Design an AI Coding Agent
A hellointerview-style system design deep dive into autonomous AI coding agents like Devin, Cursor, and Claude Code. Covers requirements, core entities, the ReAct loop, and three production deep dives: codebase indexing and retrieval, context window management, and sandboxed execution and safety. Each deep dive walks through naive, better, and production-grade approaches with trade-offs.
Quick Reference
- →The core loop is Plan, Edit, Run, Observe, Iterate — the agent decides what to do next based on execution results
- →Codebase indexing uses hybrid retrieval (AST + embeddings + dependency graph) to find relevant code across 100K+ file repos
- →Context window management uses a four-tier progressive compression system to stay within token budgets
- →Sandboxed execution in Docker containers is non-negotiable — the agent has arbitrary shell access
- →Retrieval quality is the number one factor in agent performance — most SWE-bench failures are retrieval failures, not reasoning failures
- →Every coding agent should operate on a git branch with frequent checkpoint commits for rollback safety
- →Token budget allocation matters: retrieved code gets the lion share (100K tokens) because the agent must see the code it modifies
- →The Plan entity is critical — agents that plan first and revise as they learn produce significantly better code
Understanding the Problem
An AI coding agent is a system that receives a task in natural language — a GitHub issue, a feature request, a bug report — and autonomously produces a working implementation. It edits multiple files across a real codebase, runs tests and build tools, diagnoses errors, and iterates until the code works. This is not autocomplete or inline suggestion. This is full autonomy: the agent decides which files to read, what to change, what commands to run, and when the job is done. Products like Devin (Cognition Labs), Cursor Agent Mode, Claude Code (Anthropic), and GitHub Copilot Agent Mode have made this a mainstream product category. From a system design perspective, this is a rich problem because it touches retrieval (finding relevant code in massive repos), execution safety (the agent has shell access), resource management (context windows are finite), and iterative planning (the agent must recover from mistakes). It is also a problem where the trade-offs are sharp and consequential — getting retrieval wrong means the agent edits the wrong files, getting safety wrong means data loss, and getting context management wrong means the agent loses coherence mid-task.
Devin by Cognition Labs was the first widely-demonstrated fully autonomous coding agent, operating in a complete virtual environment with browser, terminal, and editor. Cursor embeds the agent inside the IDE so it can leverage LSP diagnostics, inline diffs, and user-guided corrections. Claude Code operates from the terminal with deep filesystem and git integration, prioritizing transparency and user control.
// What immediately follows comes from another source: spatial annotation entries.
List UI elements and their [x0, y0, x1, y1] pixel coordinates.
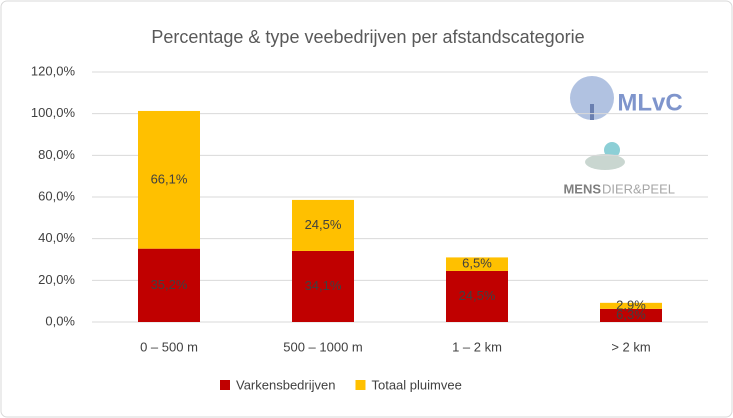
- legend-swatch: [220, 380, 230, 390]
- logo-sub1: MENS: [563, 181, 601, 196]
- y-tick-label: 80,0%: [38, 147, 75, 162]
- bar-segment: [446, 257, 508, 271]
- data-label: 24,5%: [459, 288, 496, 303]
- legend-swatch: [355, 380, 366, 390]
- logo-tree: [570, 76, 614, 120]
- x-tick-label: 0 – 500 m: [140, 339, 198, 354]
- y-tick-label: 100,0%: [31, 105, 76, 120]
- logo-animal: [585, 154, 625, 170]
- x-tick-label: 500 – 1000 m: [283, 339, 363, 354]
- data-label: 34,1%: [305, 278, 342, 293]
- data-label: 2,9%: [616, 297, 646, 312]
- data-label: 6,3%: [616, 307, 646, 322]
- legend-label: Totaal pluimvee: [371, 377, 461, 392]
- chart-title: Percentage & type veebedrijven per afsta…: [151, 27, 584, 47]
- legend-label: Varkensbedrijven: [236, 377, 335, 392]
- logo-figure: [604, 142, 620, 158]
- y-tick-label: 20,0%: [38, 272, 75, 287]
- y-tick-label: 40,0%: [38, 230, 75, 245]
- x-tick-label: > 2 km: [611, 339, 650, 354]
- data-label: 66,1%: [151, 171, 188, 186]
- bar-segment: [292, 199, 354, 251]
- data-label: 35,2%: [151, 277, 188, 292]
- logo-trunk: [590, 104, 594, 120]
- logo-sub2: DIER&PEEL: [602, 181, 675, 196]
- logo: MLvC MENS DIER&PEEL: [563, 76, 683, 196]
- logo-name: MLvC: [617, 89, 682, 116]
- bar-segment: [292, 250, 354, 322]
- bar-segment: [138, 248, 200, 322]
- y-tick-label: 60,0%: [38, 188, 75, 203]
- bar-segment: [600, 308, 662, 322]
- data-label: 6,5%: [462, 256, 492, 271]
- bar-segment: [138, 110, 200, 249]
- bar-segment: [446, 270, 508, 322]
- y-tick-label: 120,0%: [31, 63, 76, 78]
- x-tick-label: 1 – 2 km: [452, 339, 502, 354]
- y-tick-label: 0,0%: [45, 313, 75, 328]
- data-label: 24,5%: [305, 217, 342, 232]
- bar-segment: [600, 302, 662, 309]
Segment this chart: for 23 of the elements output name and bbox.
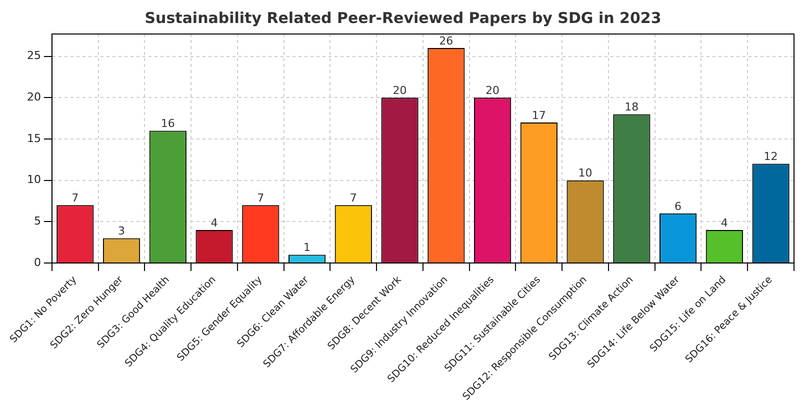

GitHub Copilot Agent Mode works within pull requests, automatically proposing fixes for issues. Each product makes different trade-offs on autonomy, safety, and user interaction, but all share the same fundamental architecture: a ReAct loop over a set of code-editing and execution tools.
This is fundamentally about building a system that can autonomously plan, edit, execute, and iterate on code in a sandboxed environment. The three hardest sub-problems are: (1) finding the right code in a codebase too large to fit in context, (2) managing the context window as actions accumulate, and (3) ensuring the agent cannot cause irreversible damage.